Islay is stunningly beautiful, and we both would have fallen in love with it regardless, but the main reason we visited was for the whisky.
There are currently 8 distilleries on the island, although there have been many more ‘lost’ over the years. Islay whisky is so very strong and very distinctive, all down to the peat fields that you drive through on your way around. I’m saying all of this as if I tasted any, but don’t actually drink so was purely there as a driver for Husband. Expect dirty looks if you tell the locals and tourists that you’re a teetotaller.
Our whirlwind tour started with Husband’s favourite – Laphroaig. He was treated to a two hour experience – a tour of the distillery, followed by an hour in one of their warehouses tasting three special casks. This was a really fun 2 hours (and introduced us to people we would see again and again from our tour group – Islay truly is a ‘small world’ kind of place). After tasting the casks, we used a wooden suction tube called a valinch to extract a small bottle’s worth of our favourites (well, Husband chose his two favourites).
During this first tour, I learnt about something which would save Husband’s liver – the driver’s dram.
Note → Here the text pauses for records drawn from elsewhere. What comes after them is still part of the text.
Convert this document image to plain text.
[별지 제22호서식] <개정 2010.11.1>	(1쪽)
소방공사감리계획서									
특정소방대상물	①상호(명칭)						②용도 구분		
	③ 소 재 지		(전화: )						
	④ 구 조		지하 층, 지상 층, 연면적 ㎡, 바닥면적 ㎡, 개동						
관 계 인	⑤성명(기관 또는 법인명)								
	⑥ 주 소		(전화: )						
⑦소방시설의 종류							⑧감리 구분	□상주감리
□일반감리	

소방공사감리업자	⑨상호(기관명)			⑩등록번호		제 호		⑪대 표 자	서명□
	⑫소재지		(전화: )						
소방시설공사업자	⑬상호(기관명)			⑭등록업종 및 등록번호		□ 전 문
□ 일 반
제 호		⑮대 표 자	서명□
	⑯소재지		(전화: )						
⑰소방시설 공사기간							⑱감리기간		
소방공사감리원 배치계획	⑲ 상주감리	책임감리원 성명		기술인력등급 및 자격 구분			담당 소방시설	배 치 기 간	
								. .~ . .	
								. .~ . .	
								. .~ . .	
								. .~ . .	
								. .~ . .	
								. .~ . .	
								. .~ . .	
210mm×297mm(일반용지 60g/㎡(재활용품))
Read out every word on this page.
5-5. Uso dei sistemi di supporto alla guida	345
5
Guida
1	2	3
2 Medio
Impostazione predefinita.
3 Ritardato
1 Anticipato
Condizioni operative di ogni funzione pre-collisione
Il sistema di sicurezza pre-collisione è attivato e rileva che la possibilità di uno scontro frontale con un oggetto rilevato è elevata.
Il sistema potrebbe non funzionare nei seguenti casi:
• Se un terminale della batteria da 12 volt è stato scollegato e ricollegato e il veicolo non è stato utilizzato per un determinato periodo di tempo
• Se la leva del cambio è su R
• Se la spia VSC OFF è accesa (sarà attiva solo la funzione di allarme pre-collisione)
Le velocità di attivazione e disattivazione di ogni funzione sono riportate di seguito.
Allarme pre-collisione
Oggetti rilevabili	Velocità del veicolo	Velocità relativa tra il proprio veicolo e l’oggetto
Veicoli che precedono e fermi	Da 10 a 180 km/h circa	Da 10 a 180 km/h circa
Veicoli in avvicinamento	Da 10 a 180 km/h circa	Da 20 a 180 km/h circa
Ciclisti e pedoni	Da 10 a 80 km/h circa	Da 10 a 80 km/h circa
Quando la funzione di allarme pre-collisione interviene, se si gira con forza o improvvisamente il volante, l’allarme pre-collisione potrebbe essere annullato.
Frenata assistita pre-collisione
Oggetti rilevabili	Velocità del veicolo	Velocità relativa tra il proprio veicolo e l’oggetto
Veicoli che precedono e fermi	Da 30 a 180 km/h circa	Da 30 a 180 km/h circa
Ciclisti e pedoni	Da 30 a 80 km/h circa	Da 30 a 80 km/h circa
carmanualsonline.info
As I wasn’t drinking, I assumed we’d only have two options for the samples we’d receive – we decline mine, or Husband drinks them all. Fortunately, the distilleries have tiny bottles that you can pour your samples into and take away with you. Goodness knows what would have happened if he had to drink double the whisky.
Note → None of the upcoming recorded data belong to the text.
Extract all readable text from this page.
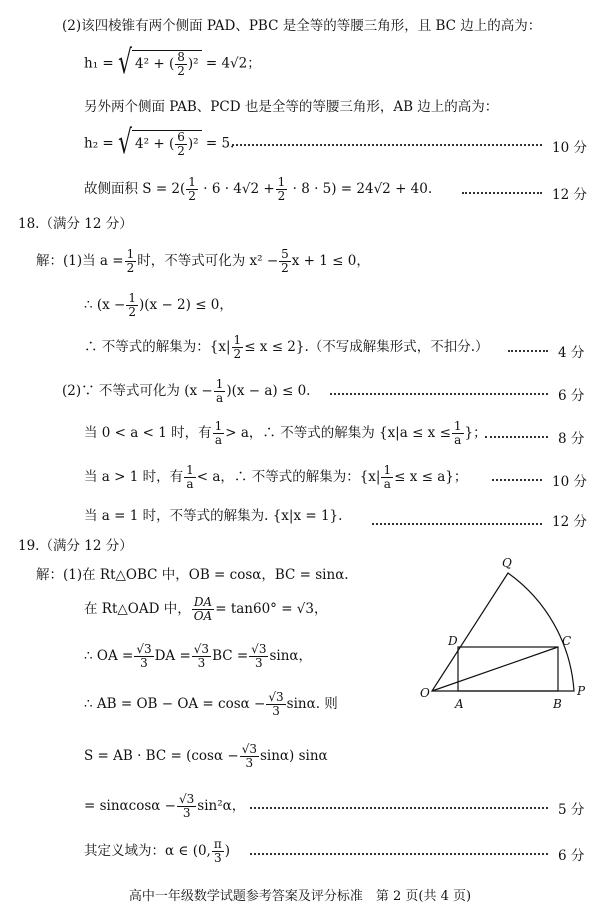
(2)该四棱锥有两个侧面 PAD、PBC 是全等的等腰三角形，且 BC 边上的高为：
h₁ = √ 4² + ( $\frac{8}{2} )^2 = 4√2$；
另外两个侧面 PAB、PCD 也是全等的等腰三角形，AB 边上的高为：
h₂ = √ 4² + ( $\frac{6}{2} )^2 = 5$.	10 分
故侧面积 $S = 2( \frac{1}{2} \cdot 6 \cdot 4√2 + \frac{1}{2} \cdot 8 \cdot 5) = 24√2 + 40$.	12 分
18.（满分 12 分）
解：(1)当 $a = \frac{1}{2}$ 时，不等式可化为 $x^2 - \frac{5}{2}$ x + 1 ≤ 0，
∴ $(x - \frac{1}{2} )(x - 2) \le 0$，
∴ 不等式的解集为：$\{x| \frac{1}{2} \le x \le 2\}$.（不写成解集形式，不扣分.）	4 分
(2)∵ 不等式可化为 $(x - \frac{1}{a} )(x - a) \le 0$.	6 分
当 0 < a < 1 时，有 $\frac{1}{a} > a$，∴ 不等式的解集为 {$x|a \le x \le \frac{1}{a}$ }；	8 分
当 a > 1 时，有 $\frac{1}{a} < a$，∴ 不等式的解集为：$\{x| \frac{1}{a} \le x \le a\}$；	10 分
当 a = 1 时，不等式的解集为. {x|x = 1}.	12 分
19.（满分 12 分）
解：(1)在 Rt△OBC 中，OB = cosα，BC = sinα.
在 Rt△OAD 中， $\frac{DA}{OA} = \tan 60^\circ = √3$，
∴ OA = $\frac{√3}{3}$ DA = $\frac{√3}{3}$ BC = $\frac{√3}{3}$ sinα，
∴ AB = OB − OA = $\cos\alpha - \frac{√3}{3} \sin\alpha$. 则
S = AB · BC = $(\cos\alpha - \frac{√3}{3} \sin\alpha)$ sinα
= $\sin\alpha\cos\alpha - \frac{√3}{3} \sin^2\alpha$，	5 分
其定义域为：α ∈ (0, $\frac{\pi}{3}$ )	6 分
Q
D	C
O
A	B
P
高中一年级数学试题参考答案及评分标准　第 2 页(共 4 页)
Laphoraig was my favourite tour, and I especially loved the shop and bar area – warm and snug, with free coffee and big comfy sofas to aid recovery. I could quite happily have spent all afternoon here, but we had more distilleries to visit.
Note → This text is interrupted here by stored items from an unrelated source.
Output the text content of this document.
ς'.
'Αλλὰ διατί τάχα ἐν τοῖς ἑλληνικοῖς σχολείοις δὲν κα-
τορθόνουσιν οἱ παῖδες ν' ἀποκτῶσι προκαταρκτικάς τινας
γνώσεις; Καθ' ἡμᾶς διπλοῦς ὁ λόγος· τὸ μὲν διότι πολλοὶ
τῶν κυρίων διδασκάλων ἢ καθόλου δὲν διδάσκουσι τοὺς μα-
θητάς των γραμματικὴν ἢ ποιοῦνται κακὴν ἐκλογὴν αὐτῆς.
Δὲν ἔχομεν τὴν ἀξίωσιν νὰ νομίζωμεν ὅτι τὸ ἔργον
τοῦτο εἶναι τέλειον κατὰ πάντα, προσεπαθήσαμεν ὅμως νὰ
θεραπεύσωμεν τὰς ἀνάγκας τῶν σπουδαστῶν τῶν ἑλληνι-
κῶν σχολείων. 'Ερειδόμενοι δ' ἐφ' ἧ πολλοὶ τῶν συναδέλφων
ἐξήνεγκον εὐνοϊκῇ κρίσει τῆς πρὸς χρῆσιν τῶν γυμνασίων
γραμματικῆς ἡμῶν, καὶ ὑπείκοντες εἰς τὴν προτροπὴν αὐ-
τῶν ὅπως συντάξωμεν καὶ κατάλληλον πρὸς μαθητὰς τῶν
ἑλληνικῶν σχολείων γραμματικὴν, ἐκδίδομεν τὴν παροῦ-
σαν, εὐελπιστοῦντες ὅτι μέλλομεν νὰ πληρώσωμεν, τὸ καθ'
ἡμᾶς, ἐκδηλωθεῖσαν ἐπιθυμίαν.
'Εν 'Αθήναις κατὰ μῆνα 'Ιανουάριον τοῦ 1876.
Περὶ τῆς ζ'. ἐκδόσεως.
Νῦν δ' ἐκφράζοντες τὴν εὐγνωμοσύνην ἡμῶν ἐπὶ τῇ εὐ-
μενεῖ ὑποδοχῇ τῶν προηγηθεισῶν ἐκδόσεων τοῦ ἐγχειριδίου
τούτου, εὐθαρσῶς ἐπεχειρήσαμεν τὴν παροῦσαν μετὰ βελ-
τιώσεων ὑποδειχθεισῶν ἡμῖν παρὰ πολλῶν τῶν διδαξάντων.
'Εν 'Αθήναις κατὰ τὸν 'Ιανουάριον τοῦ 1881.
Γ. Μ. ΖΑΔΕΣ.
Next up, we went to Ardbeg – we didn’t actually tour this one as we couldn’t quite fit it into our schedule, but stopped here for lunch at the Old Kiln Cafe where we ate hearty sandwiches followed by clootie dumplings.
With full tummies, we drove back to Lagavulin for another hour tour followed by three samples (and some driver’s drams). I found Lagavulin slightly more corporate, although their waiting area was very cute. There were no photos allowed on the tour which made me roll my eyes a little – Laphroaig positively encouraged it – but it was still enjoyable.
Two tours was probably enough for the day, so we started afresh the following morning with Bruichladdich.
We chose their Warehouse Experience, which was less of a tour and more of a ‘sit in a warehouse and get hammered’. Again, very enjoyable for a whisky fan as you got to sample some limited edition casks whilst sat amongst the barrels, listening to our guide telling us all about life on the island. Bruichladdich is noticeably different to the others – they call themselves progressive, and they definitely feel less stuffy, more youthful. They also make a gin called The Botanist so we’ll need to go back and try that at some point as well.
Our final distillery on this visit was Kilchoman which was different again. Whilst the first three we visited were right by the sea, Kilchoman is on a farm, more inland and down a long single-track road. They’re a much smaller scale operation, really family-orientated. They really felt like a hard-working team – not that the others didn’t seem hard-working, but Kilchoman is the newest distillery so there was a lot more of a buzz in the grounds. Another added bonus – their small cafe at the back of the shop served amazing cakes which I highly recommend.
Four distilleries in two days didn’t seem like a lot, but we were definitely tired. Our next trip needs to be longer – we have four other distilleries to cover off, and we possibly even need to pop over to the neighbouring isle of Jura to samples their whisky too.
For a someone who doesn’t drink, I sure have been to a lot of distilleries.